Mac Thornberry: Passing a stop-gap budget is ‘a mistake’

Rep. Mac Thornberry said Wednesday it would be a mistake for Congress to pass another stop-gap budget to fund the military at the end of this month.

A series of deadly summer naval and aviation mishaps are evidence of the toll budget dysfunction in Washington has taken on the military, and a continuing budget resolution would only worsen deep problems with armed services readiness, Thornberry said during a conference keynote speech near the Pentagon.

Congress appears poised to pass a continuing resolution, or CR, which would lock in current spending levels, to fund the military in lieu of passing an annual budget.

“We’re going to be doing the same thing we’ve been doing, the same thing that got us into this mess, passing a CR, I expect at least until December,” he said. “I cannot hide the fact that I am disheartened and unhappy at this state of affairs.”

The stop-gap measures are loathed by the Pentagon because they bar new initiatives and make long-term planning difficult, but they have become a common tool used by lawmakers when budget deals cannot be reached.

Meanwhile, Thornberry said four times as many troops have died in noncombat operations than in combat in 2017.

This summer, two separate Navy ship collisions in the Pacific killed 17 sailors and two Marine Corps aviation mishaps killed 19 troops. The incidents triggered service-wide training and safety reviews in both services.

Thornberry said relentless operations tempos among the services and the budget woes appear to be a factor.

“I’m afraid that not only the Navy accident rates, the other accident rates we see going up, are but one reflection of the cost that is taking its toll,” he said.

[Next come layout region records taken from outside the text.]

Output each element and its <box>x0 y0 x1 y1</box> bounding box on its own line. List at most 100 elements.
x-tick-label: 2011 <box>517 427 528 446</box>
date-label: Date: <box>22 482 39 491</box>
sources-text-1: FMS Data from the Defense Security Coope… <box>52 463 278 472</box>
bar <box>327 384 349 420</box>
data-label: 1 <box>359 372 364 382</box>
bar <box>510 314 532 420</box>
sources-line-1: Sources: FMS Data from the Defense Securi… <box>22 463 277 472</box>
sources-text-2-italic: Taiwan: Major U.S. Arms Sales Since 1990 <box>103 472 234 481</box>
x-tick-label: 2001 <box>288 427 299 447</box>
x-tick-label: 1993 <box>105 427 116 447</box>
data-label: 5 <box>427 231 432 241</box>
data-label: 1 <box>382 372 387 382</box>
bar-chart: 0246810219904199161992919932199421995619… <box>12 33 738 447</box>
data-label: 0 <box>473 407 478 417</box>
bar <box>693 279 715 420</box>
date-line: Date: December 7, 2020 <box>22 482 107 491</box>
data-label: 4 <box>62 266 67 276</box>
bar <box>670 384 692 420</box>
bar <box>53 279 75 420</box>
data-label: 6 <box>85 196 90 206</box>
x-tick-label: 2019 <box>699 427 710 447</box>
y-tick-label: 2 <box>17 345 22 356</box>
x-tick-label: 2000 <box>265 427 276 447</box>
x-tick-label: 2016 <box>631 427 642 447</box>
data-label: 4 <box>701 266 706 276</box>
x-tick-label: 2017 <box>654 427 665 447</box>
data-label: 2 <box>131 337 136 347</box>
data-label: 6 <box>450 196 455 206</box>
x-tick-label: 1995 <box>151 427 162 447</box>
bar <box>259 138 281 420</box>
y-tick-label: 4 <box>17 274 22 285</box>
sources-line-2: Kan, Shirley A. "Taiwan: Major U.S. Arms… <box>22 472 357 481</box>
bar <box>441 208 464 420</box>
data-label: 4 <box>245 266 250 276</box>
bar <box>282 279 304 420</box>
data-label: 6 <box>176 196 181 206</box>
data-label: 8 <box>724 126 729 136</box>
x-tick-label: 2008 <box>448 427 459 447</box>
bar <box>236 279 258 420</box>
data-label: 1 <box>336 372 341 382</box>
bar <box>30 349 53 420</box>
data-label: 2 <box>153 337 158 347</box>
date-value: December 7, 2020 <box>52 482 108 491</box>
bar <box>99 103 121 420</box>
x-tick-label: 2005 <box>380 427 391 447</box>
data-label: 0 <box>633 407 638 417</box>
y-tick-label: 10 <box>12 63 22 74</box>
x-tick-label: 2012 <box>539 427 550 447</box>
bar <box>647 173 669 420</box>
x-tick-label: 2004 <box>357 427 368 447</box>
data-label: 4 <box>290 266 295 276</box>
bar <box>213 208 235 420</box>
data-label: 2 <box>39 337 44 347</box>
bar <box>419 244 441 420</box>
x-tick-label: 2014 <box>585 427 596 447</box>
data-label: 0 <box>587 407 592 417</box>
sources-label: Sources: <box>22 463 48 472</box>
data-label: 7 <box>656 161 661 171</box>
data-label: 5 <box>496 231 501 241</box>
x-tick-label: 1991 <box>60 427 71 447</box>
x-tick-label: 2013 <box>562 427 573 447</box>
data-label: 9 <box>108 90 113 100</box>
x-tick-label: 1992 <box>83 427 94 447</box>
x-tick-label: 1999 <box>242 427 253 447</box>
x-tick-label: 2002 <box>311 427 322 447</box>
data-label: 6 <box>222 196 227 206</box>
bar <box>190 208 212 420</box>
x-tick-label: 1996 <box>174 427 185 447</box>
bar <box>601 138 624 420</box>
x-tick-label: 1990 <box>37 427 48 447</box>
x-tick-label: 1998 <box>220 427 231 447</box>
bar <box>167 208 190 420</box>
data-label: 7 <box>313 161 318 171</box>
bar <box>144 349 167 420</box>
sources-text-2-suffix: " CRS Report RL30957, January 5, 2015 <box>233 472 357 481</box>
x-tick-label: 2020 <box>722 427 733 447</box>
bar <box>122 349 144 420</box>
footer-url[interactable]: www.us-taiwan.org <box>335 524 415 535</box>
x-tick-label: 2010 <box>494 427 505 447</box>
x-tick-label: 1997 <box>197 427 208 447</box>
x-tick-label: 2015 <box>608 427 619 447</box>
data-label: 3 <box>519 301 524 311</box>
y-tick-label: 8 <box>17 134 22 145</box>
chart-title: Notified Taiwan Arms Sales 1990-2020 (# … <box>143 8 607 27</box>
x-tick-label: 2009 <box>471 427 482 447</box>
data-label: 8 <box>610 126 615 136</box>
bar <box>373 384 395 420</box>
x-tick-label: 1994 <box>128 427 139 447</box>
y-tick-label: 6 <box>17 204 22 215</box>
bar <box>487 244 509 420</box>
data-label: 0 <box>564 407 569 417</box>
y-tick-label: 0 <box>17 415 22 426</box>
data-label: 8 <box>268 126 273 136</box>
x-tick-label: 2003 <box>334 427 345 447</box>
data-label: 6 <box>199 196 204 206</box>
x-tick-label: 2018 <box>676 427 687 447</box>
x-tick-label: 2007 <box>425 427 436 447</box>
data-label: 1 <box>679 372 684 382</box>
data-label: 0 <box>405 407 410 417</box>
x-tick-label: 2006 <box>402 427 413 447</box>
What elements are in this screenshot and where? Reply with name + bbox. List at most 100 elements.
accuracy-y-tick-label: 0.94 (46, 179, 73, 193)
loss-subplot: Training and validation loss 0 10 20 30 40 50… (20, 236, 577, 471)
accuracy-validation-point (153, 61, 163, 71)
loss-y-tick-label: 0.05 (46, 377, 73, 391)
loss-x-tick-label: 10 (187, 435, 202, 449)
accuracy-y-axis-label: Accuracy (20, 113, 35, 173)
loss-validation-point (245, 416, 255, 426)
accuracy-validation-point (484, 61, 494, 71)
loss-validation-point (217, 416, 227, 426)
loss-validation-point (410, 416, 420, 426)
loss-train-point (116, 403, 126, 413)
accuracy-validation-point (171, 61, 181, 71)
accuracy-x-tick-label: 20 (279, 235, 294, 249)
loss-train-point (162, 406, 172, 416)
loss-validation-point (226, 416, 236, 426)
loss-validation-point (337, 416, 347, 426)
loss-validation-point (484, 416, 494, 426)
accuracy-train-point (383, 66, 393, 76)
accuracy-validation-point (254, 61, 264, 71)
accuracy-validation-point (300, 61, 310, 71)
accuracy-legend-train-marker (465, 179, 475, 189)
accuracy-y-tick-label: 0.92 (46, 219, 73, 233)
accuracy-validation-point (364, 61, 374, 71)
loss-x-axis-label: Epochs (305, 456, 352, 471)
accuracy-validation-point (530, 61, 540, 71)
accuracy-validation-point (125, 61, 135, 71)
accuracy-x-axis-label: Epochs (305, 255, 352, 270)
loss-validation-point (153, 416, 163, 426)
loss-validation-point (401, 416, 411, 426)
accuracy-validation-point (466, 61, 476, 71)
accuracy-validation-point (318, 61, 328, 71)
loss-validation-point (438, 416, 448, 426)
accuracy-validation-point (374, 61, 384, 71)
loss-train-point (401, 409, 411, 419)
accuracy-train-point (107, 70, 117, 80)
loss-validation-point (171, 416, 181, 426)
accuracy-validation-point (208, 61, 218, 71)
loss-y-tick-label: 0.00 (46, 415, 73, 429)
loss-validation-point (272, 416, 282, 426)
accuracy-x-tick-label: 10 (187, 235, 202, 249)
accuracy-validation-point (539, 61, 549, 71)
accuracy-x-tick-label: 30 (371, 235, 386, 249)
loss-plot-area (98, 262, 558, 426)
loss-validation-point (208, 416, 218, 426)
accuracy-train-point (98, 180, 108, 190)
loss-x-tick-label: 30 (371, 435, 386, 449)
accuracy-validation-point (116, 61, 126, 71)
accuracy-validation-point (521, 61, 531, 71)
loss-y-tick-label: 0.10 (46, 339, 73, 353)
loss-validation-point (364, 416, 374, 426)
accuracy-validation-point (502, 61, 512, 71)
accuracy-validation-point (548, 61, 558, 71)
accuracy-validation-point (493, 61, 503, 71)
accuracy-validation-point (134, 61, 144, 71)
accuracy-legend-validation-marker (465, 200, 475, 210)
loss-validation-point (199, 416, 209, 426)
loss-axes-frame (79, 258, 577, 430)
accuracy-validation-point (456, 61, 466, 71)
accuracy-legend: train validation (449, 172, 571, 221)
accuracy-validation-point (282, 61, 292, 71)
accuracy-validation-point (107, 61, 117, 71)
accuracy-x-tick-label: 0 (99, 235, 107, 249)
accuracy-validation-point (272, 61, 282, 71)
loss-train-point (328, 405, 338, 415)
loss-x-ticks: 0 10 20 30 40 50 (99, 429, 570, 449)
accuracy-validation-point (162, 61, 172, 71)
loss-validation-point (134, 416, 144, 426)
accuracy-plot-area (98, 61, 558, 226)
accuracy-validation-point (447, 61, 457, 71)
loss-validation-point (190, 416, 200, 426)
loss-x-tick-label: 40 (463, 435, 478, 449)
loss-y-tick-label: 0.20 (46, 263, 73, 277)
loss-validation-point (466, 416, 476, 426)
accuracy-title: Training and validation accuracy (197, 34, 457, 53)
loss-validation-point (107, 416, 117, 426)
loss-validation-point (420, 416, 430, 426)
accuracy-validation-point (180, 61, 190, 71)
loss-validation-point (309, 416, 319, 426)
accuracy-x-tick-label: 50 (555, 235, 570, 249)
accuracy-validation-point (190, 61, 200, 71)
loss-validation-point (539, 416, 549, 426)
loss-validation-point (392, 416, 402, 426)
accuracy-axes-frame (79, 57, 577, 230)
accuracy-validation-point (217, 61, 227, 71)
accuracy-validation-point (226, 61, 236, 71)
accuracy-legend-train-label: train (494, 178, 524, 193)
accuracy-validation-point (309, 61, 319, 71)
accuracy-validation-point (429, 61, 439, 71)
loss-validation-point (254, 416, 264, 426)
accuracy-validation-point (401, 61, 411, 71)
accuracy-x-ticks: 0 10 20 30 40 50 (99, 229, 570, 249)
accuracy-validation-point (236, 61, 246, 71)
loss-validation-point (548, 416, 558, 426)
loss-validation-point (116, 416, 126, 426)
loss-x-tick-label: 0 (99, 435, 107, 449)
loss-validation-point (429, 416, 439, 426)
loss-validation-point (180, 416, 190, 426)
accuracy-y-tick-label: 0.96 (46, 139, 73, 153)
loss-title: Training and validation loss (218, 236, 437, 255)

The House passed both a National Defense Authorization Act and a defense appropriations bill in July. The Senate is set to debate and vote on its version of the NDAA but has made little progress on a defense spending bill, making a CR all but inevitable with only a few works left until the fiscal year ends.

“We are going to come to the end of September without an ability to have a full-year appropriation bill, which is exactly what we need for ourselves and what we need to show the rest of the world that we are competent and able to stand up and defend ourselves,” Thornberry said.